At the risk of sounding like a cliche coming of age novel, I began to change my opinions on homosexual partnerships when I began making gay friends. A critical step in this process was a close friendship that I formed with an openly gay male during middle and high school. We had many things in common and were able to speak openly about our attractions and romantic relationships. I like to say that this was the beginning of a budding awareness, but in retrospect, there was always a part of me (and all of us, I think) that knew better. The supposed homophobia that I had previously embraced collapsed way too quickly to have ever been real. Within seconds of forming a bond with this person, I thought “okay, there is nothing wrong with him.” It was a light-switch turned on, an understanding that attraction is attraction, feelings are feelings, love is love, and his were all very real and very valid.
The deconstruction of my homophobic feeling did not happen all at once, and learning to be aware of gay consciousness and prioritize their struggle is a process that is still ongoing for me.
It took time. It took a lot of listening to queer voices, reading queer perspectives, and seeking the Creator to provide answers that never explicitly came (I am aware that all of you may not value a spiritual connection with a deity- I am speaking only of my own journey). As a former christian and the daughter of a pastor, reconciling my acceptance of and love for queer identities with my belief in the Bible and christian dogma was difficult. God never gave me an answer on whether homosexuality was “right or wrong,” but I believe that She transformed my heart to walk a continuous path of loving better, more freely, and without judgement.

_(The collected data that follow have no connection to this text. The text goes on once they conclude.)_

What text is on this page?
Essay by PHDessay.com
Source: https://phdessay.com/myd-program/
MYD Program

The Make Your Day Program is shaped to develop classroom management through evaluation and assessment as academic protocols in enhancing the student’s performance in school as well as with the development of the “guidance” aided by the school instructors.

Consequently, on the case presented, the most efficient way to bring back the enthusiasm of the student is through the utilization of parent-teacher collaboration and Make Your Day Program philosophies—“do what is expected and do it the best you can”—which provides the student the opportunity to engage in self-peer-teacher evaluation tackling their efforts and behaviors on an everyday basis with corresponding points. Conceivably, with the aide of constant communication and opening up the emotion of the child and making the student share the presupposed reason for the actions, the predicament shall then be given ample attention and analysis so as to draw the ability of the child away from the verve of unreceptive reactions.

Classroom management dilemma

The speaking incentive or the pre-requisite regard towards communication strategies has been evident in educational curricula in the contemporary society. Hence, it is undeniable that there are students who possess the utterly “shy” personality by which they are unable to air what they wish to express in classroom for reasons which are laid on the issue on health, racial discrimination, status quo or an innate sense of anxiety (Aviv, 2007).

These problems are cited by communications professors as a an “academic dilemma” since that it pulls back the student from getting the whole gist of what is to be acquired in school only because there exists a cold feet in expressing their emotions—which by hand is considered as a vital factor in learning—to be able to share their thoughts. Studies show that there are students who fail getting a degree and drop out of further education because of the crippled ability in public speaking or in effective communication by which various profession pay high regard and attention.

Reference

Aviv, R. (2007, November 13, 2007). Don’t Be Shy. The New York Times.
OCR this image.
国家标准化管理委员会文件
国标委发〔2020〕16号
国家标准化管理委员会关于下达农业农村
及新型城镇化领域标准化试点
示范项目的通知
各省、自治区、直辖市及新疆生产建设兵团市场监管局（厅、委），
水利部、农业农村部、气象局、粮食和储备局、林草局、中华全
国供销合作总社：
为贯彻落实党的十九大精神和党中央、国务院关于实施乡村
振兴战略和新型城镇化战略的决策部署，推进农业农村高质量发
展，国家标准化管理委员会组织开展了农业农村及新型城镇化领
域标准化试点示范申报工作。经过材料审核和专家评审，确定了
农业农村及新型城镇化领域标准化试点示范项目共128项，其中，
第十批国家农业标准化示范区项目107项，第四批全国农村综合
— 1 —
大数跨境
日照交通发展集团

Love is a word that our society throws around loosely. Let me be perfectly clear as to what I mean by love; when you love a population that is oppressed, targeted, and terrorized, you love by accepting them. You love by reminding them that they are whole, okay, and that there is nothing wrong with them. You love by using your privilege as a heterosexual, cis gendered person to make space for them. As in usual tragedy form, I see a lot of people “praying for Orlando.” I urge you also to pray for yourselves, your families, your friends, and your communities. I urge you to ask whichever God you believe in to touch your heart and reveal all fear and loathing of difference that lies there. I am praying for a love that will swing wide the gates of hatred, connecting us to a world where LGBTQI identities are safe, seen, and valued just as they are.
Blessed are the sissies
Blessed are the boi dykes
Blessed are the people of color my beloved kith and kin
Blessed are the trans
Blessed are the high femmes
Blessed are the sex workers
Blessed are the authentic
Blessed are the dis-identifiers
Blesses are the gender illusionists
Blessed are the non-normative
Blessed are the genderqueers
Blessed are the kinksters
Blessed are the disabled
Blessed are the hot fat girls
Blessed are the weirdo-queers
Blessed is the spectrum
Blessed is consent
Blessed is respect
Blessed are the beloved who I didn’t describe, I couldn’t describe, will learn to describe and respect and love
- Mark Aguhar, “Litanies to My Heavenly Brown Body”
Benie Hallel is a Master's student in English Literature at Carnegie Mellon where she studies postcolonial literature and intersectional identities. She is a freelance journalist, radical black feminist and superhero.